Which makes me look super mature. Totally ready to date an older guy.
He stopped by my desk first thing that morning, murmuring, “happy birthday,” in a way that made the little hairs stand up on my arms. I could sense his smile when I pinned my gaze on his shoulders.
It felt like he was checking in, making sure I knew that things were different now.
Setting the tone, which was still office professional, but with a very potent undercurrent of something else.
The air between us felt electrified with tension, part attraction and part awkwardness.
“Looking forward to tonight,” he’d said in an even lower, even sexier voice, before rapping his knuckles twice on Nancy’s desk, which I was using while she was out.
Gavin left the door open again today, keeping him in my immediate line of sight.
And considering I couldn’t look him in the face, this made things pretty awkward.
I could feel his gaze on me, like the heat of a thousand suns.
By the time I step out of the building and into the shock of Austin in almost-summer, my neck has a crick from trying to avoid looking at Gavin.
I practically fall into the booth across from Abby with a groan. She’s texting, probably my brother based on the look of utter delight on her face. At least, until she looks up and sees me. I must look awful, because she slips her phone into her bag and leans across the table.
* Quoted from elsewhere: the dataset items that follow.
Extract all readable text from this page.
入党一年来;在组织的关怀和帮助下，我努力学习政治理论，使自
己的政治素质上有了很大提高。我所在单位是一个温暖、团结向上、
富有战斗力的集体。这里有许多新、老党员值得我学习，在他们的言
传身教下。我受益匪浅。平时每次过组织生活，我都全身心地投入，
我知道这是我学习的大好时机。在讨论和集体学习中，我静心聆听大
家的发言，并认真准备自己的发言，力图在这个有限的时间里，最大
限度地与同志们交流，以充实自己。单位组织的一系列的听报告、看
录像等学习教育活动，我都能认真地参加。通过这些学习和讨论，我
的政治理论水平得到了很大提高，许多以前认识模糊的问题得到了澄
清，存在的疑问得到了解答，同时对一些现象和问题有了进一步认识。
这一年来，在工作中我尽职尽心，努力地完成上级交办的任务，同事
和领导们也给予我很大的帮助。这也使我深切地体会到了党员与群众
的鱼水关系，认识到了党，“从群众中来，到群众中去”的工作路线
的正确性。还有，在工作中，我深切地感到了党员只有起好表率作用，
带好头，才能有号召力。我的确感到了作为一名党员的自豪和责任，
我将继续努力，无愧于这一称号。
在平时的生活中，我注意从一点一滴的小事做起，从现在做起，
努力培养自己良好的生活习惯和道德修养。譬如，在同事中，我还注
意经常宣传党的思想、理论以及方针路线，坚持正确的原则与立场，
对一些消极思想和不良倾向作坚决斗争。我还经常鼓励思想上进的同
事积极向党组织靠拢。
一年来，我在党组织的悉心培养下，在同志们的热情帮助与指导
“Did you finally quit? Did it go horribly? Gavin didn’t try to throw you on his desk and kiss you?”
I cover my face with my hands. “Abby! I don’t need the visual.”
“I think it makes a great visual. I mean, not that I’ve seen Gavin. But from what you’ve said, the two of you together would be hot. What do you want to eat? My treat.”
“I can’t eat right now.”
“You can’t eat? Okay. What’s up, birthday girl? Why so glum?”
I peek at her through two fingers. “I invited Gavin to come tonight.”
“You WHAT?!” If her shout weren’t enough to get all eyes in the small café on us, Abby slaps her hands on the scarred wooden table. A woman wearing tons of crystal accessories and a dress that looks like it’s hand-sewn from hemp frowns over at us.
“Keep it down!” My cheeks flame.
“We don’t know these people. Who cares. Let them look. I’m your best friend and I need details! How did this happen? And, oh my gosh! I get to meet Gavin!” She practically squeals this last part and claps her hands.
“That may depend on your ability to keep it down ,” I practically growl, still feeling the eyes of other patrons on us. Hemp dress woman shakes her head and rubs one of her crystals like that’s going to lower Abby’s volume. I hope it works.
“Fine,” Abby whisper-shouts, tossing her turquoise-tipped hair over her shoulder. “I’ll stay quiet if you spill.”
I open and close my mouth, trying to figure out how to summarize, then just slide my phone across the table.
It’s already open to the text conversation between me and Gavin, which I read yet again while walking here.
I watch Abby’s face as she reads, her expression televising every thought she has.
When she’s done, her smile is as wide as I’ve ever seen it.
“So? Why the freakout? It’s clear the man is into you. Are you overthinking again?”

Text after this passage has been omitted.